Crops, like humans, need water and nutrients to survive and grow. There’s room for optimism on the first, with the India Meteorological Department (IMD) predicting a normal southwest monsoon: Rainfall is expected to be 99 per cent of the historical average for the country during June-September. The sanguine forecast is based on “La Niña” conditions prevailing and likely to continue through the four-month monsoon season. La Niña is the opposite of El Niño — an abnormal warming of the eastern Pacific waters usually causing heavy rains around South America, but also drought in the other western end whose effects percolate to India. Besides La Niña, which is generally favourable for the Indian monsoon, the IMD is counting on a “neutral” Indian Ocean Dipole (IOD). A “negative” IOD, wherein the eastern Indian Ocean waters off Indonesia and Australia turn unusually warm relative to the western part, is considered bad for the monsoon. The IMD believes that this time there will be La Niña and “neutral” IOD, at least till early in the season.
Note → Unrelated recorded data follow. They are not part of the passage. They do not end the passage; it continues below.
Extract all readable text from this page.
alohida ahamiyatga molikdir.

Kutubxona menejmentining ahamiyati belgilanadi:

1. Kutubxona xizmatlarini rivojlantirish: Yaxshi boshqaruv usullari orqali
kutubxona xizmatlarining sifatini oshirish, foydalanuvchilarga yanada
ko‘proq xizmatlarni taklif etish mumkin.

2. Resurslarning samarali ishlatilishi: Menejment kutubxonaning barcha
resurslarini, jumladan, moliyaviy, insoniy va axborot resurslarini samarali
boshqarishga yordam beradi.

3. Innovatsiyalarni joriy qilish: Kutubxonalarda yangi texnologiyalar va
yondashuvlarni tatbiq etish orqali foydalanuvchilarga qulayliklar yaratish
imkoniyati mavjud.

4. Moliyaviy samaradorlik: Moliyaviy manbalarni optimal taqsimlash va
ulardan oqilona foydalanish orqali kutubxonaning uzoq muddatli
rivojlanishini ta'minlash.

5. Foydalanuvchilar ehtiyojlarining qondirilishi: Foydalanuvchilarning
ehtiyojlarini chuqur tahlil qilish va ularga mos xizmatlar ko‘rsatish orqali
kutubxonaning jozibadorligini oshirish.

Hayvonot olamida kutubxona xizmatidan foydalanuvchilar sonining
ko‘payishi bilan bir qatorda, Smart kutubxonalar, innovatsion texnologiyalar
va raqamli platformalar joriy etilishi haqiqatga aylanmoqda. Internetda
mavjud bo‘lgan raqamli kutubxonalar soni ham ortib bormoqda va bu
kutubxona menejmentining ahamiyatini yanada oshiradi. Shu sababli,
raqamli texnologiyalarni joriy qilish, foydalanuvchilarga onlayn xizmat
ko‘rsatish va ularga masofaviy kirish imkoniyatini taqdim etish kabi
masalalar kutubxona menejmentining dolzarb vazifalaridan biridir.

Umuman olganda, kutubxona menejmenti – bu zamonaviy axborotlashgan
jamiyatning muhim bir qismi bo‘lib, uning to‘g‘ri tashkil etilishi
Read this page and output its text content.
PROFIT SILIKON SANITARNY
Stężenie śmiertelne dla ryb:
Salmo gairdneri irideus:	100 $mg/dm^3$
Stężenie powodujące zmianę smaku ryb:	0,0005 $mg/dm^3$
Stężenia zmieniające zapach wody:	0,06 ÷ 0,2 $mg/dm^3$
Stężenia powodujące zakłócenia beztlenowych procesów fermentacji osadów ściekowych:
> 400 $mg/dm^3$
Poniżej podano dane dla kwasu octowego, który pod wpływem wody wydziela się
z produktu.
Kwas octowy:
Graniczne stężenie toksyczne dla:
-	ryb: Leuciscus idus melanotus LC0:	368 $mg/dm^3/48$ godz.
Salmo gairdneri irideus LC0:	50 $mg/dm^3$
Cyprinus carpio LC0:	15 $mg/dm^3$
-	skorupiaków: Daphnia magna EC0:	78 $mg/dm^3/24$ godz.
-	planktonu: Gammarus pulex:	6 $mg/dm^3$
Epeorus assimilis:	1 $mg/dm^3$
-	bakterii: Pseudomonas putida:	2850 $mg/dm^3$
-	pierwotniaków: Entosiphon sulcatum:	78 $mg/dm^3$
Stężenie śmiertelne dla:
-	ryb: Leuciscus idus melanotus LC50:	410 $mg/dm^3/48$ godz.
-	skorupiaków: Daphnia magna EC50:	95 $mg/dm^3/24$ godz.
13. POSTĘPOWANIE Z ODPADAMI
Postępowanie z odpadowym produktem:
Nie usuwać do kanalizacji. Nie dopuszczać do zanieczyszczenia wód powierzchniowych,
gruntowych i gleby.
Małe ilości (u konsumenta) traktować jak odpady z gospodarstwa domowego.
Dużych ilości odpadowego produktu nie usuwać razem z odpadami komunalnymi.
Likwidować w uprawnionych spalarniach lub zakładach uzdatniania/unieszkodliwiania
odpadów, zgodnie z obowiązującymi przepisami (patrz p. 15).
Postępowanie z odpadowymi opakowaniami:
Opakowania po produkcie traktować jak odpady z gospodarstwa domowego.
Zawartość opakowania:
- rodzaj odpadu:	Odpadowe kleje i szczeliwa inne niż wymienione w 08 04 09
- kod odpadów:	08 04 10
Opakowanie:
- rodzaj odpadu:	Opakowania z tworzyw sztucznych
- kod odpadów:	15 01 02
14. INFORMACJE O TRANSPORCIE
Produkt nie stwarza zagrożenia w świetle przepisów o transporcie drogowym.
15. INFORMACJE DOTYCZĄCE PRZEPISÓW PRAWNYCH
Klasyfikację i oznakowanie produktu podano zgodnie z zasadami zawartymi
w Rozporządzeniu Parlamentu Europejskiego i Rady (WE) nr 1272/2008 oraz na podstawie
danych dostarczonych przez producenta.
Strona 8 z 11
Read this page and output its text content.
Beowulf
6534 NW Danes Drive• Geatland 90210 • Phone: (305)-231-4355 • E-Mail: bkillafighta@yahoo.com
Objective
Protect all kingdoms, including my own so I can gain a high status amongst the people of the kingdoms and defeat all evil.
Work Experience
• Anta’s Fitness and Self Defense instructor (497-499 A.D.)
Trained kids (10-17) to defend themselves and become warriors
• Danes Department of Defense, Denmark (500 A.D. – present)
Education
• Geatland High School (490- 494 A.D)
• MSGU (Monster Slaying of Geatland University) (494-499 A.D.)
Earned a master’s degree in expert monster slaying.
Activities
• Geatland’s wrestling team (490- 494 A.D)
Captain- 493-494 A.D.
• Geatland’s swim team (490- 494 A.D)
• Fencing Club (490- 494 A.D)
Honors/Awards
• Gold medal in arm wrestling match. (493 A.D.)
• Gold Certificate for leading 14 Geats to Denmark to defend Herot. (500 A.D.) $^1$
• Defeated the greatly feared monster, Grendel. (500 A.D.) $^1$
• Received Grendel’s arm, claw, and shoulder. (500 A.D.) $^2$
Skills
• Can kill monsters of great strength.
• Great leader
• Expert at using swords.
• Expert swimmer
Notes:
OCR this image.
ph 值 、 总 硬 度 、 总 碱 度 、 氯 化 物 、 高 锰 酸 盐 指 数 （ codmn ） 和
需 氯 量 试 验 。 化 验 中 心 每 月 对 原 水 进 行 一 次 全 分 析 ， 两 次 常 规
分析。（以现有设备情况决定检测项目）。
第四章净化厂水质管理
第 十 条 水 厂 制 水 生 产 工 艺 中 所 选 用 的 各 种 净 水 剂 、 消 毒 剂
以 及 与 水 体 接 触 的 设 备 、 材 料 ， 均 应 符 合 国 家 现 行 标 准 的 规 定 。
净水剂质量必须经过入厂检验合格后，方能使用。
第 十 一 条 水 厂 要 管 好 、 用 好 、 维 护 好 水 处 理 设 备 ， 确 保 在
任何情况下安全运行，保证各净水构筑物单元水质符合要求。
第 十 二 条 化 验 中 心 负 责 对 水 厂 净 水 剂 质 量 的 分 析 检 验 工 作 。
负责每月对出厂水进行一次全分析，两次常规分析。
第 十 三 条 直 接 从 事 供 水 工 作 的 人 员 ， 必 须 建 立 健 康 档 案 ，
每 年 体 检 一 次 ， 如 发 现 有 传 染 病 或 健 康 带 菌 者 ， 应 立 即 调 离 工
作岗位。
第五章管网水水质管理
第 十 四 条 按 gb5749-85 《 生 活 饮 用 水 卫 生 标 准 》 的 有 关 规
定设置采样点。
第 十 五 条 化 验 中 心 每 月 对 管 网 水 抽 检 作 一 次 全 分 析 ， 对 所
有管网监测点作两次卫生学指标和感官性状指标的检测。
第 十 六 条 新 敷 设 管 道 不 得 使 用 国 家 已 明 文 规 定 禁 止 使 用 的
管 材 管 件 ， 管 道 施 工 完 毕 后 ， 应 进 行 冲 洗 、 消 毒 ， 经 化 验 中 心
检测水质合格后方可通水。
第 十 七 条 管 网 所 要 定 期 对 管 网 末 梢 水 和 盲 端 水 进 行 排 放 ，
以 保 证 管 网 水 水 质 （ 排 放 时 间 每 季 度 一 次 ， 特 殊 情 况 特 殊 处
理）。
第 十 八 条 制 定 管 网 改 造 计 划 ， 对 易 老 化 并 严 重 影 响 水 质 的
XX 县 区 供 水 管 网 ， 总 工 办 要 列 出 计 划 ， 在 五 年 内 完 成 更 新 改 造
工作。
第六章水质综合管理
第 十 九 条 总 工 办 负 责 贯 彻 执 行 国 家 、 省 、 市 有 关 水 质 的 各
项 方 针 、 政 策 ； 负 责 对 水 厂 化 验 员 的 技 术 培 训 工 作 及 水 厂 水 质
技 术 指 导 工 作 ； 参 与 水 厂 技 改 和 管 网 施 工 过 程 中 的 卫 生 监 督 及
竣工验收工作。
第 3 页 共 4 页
That hope — of a fourth consecutive normal monsoon — is somewhat negated when it comes to plant nutrients. India is today facing a tight supply position, especially in phosphatic and potassic fertilisers, ahead of the kharif sowings that will start with the monsoon. The country imports its entire muriate of potash (MOP) requirements. While it does manufacture phosphatic and complex fertilisers, their raw materials and intermediates — mainly rock phosphate, sulphur, phosphoric acid and ammonia — are largely imported. In the last one year, global prices of finished fertilisers and ingredients have doubled or trebled. The war in Ukraine — Russia was the world’s largest and its
next-door ally Belarus the sixth largest fertiliser exporter in 2020 — has only worsened things. Hardly any new imports have been contracted in the past two months, with companies unsure whether the government will allow them to pass on the higher prices or absorb the burden through increased subsidy rates.